According to the portal, the Indian variant was confirmed by the Institute of Microbiology and Immunology (IMI) at the Ljubljana Faculty of Medicine in a sample taken on 20 April.

IMI head Miroslav Petrovec told the STA the Indian variant had been confirmed in one of the sequences deposited with the institute. The sample belonged to a person who tested positive on 20 April having returned from India.

The institute confirmed the Indian variant after back analysing all Slovenian samples again after updating on 11 May the algorithm to sequence the variants according to official Pango lineages as the B.1.617.2 variant was declared a new worrying genetic mutation.

In the latest screening of 576 samples taken between 26 April and 2 May the Indian variant was not confirmed, while the UK variant was confirmed in 90% of the samples.

Meanwhile, no new cases of the variants first detected in Brazil, South Africa or Nigeria were confirmed, nor the variant spread most widely in the French overseas department of Mayotte.

Nor have the California or New York variants been confirmed in Slovenia so far.

Between 24 February and 4 May the IMI, in cooperation with the National Institute of Public Health, sequenced 147 genomes of coronavirus from samples taken from vaccinated persons.

84 got infected more than two weeks after receiving the second BioNTech/Pfizer jab, and three after getting the second Moderna jab, while 60 caught the virus more than three weeks after receiving one dose of the AstraZeneca vaccine.

The genetic variants with the vaccinated persons were those that are frequent in Slovenia and in about same proportions as they appear generally in the population.

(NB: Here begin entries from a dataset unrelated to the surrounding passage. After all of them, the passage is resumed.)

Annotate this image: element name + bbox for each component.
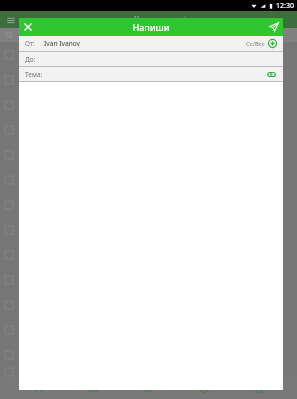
staticText: Ivan Ivanov [44, 39, 80, 48]
button[interactable]: Close [19, 18, 37, 36]
staticText: Кутия [134, 14, 157, 25]
staticText: От: [25, 39, 35, 48]
button[interactable]: От: [25, 36, 277, 51]
staticText: Напиши [132, 21, 170, 33]
button[interactable]: Send [265, 18, 283, 36]
staticText: До: [25, 55, 36, 64]
button[interactable]: Reply [21, 377, 55, 399]
button[interactable]: До: [25, 52, 277, 66]
staticText: Сс/Всс [246, 40, 265, 48]
button[interactable]: Spam [187, 377, 221, 399]
button[interactable]: Move [132, 377, 166, 399]
staticText: Тема: [25, 70, 43, 79]
button[interactable]: Delete [242, 377, 276, 399]
staticText: 12:30 [276, 1, 294, 11]
button[interactable]: Mark as read [76, 377, 110, 399]
button[interactable]: Тема: [25, 67, 277, 81]
button[interactable]: Сс/Всс [246, 39, 277, 48]
button[interactable]: Attach [265, 68, 277, 80]
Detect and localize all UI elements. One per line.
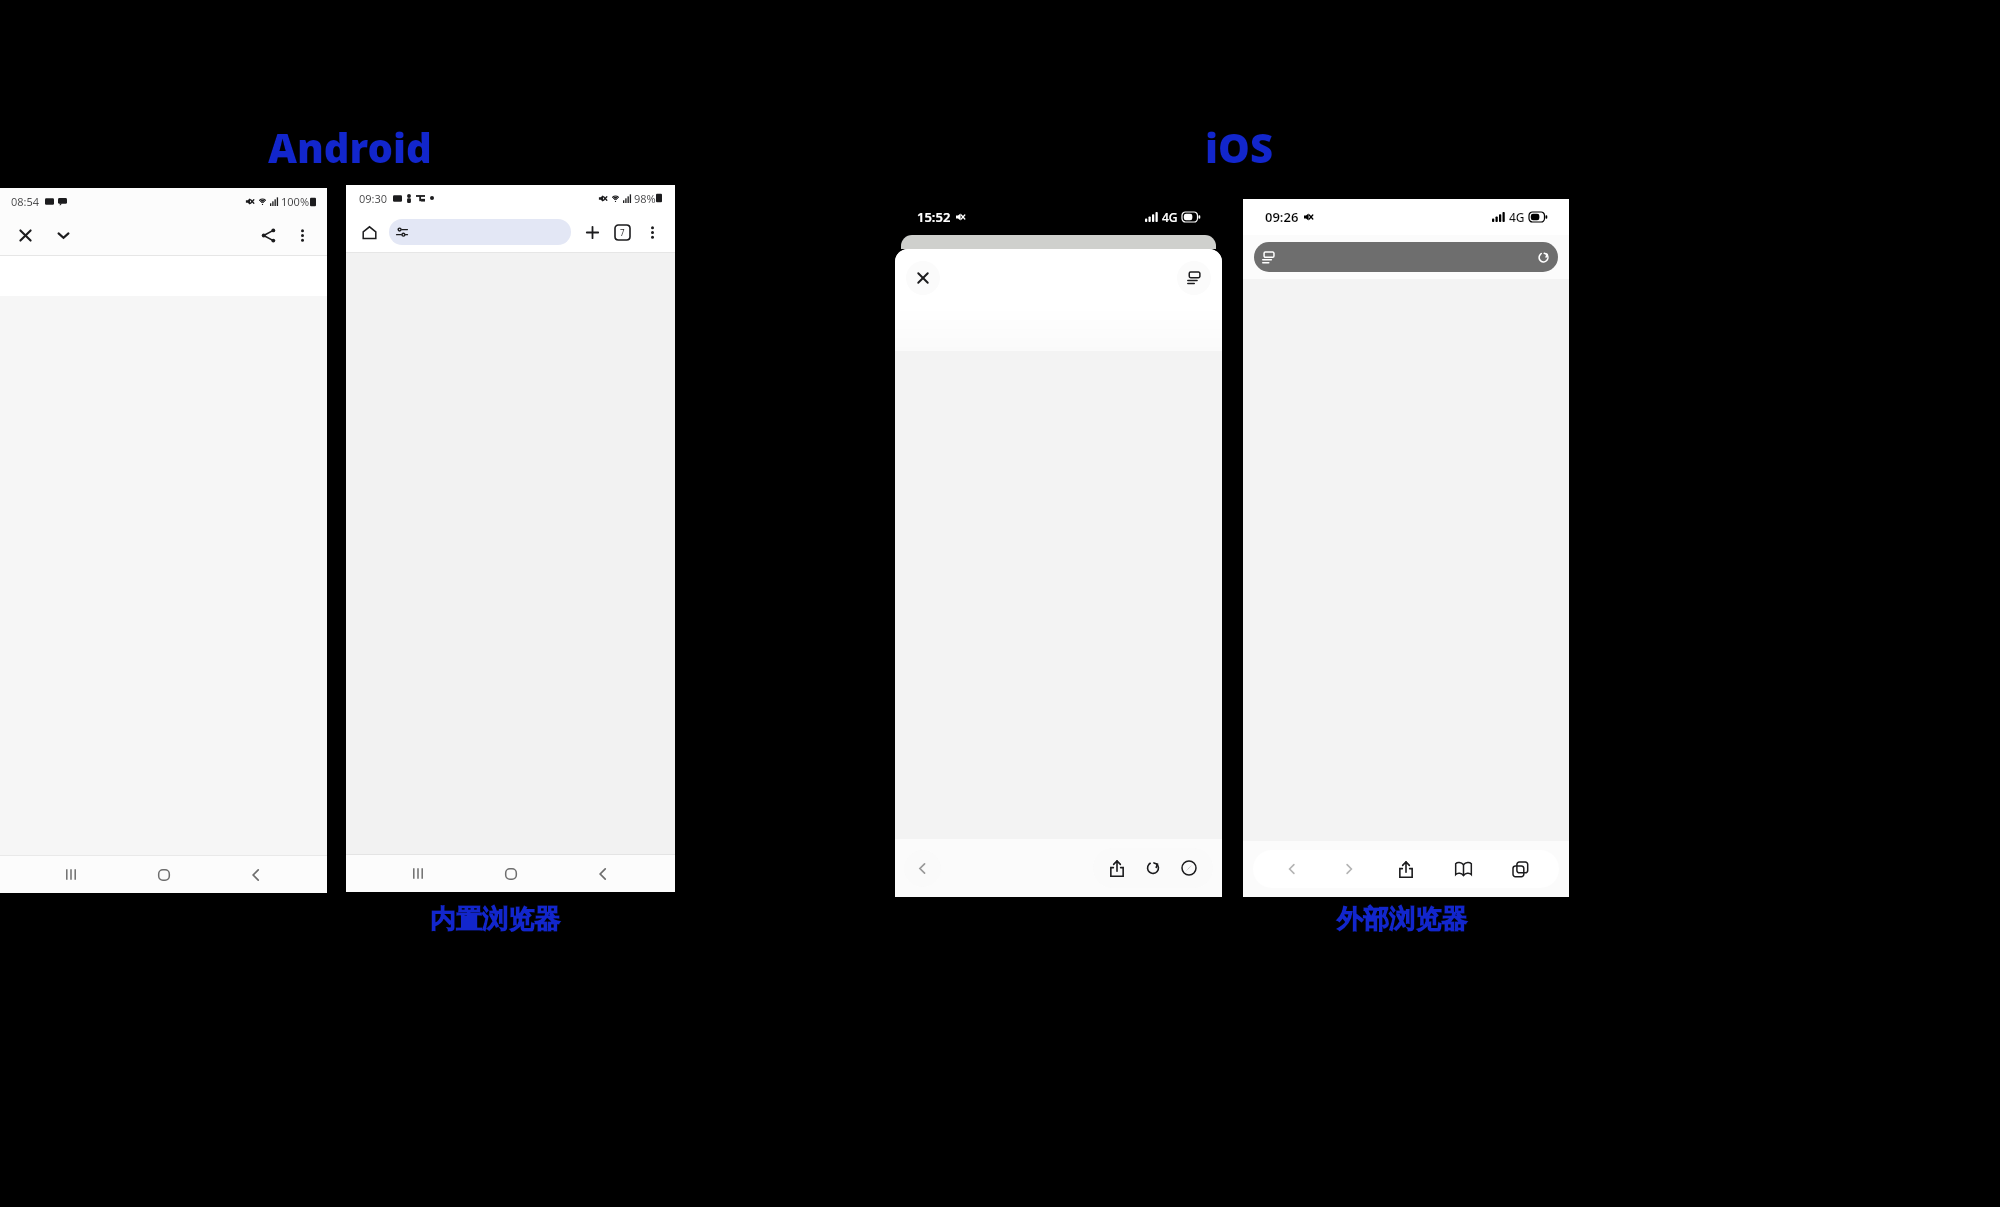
staticText: iOS: [1205, 120, 1365, 174]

Maja Rupnik of the National Laboratory of Health, Environment, and Food said that given data from the UK, the Indian variant is similarly virulent as the UK variant and did not cause any worse symptoms.

She said he data available so far indicated the Indian variant was not as changed that the antibodies developed after catching Covid-19 or getting vaccinated would not work against the variant.

The labs sequencing genomes of the novel coronavirus enter their data into the GISAID database, a global scientific initiative that promotes rapid sharing of data from all influenza viruses and the coronavirus causing Covid-19.

The latest situation on coronavirus variants in Slovenia is to be presented at Thursday's Covid-19 press briefing.

The World Health Organisation has said that the Indian variant B.1.617 is more transmissible and thus cause for concern.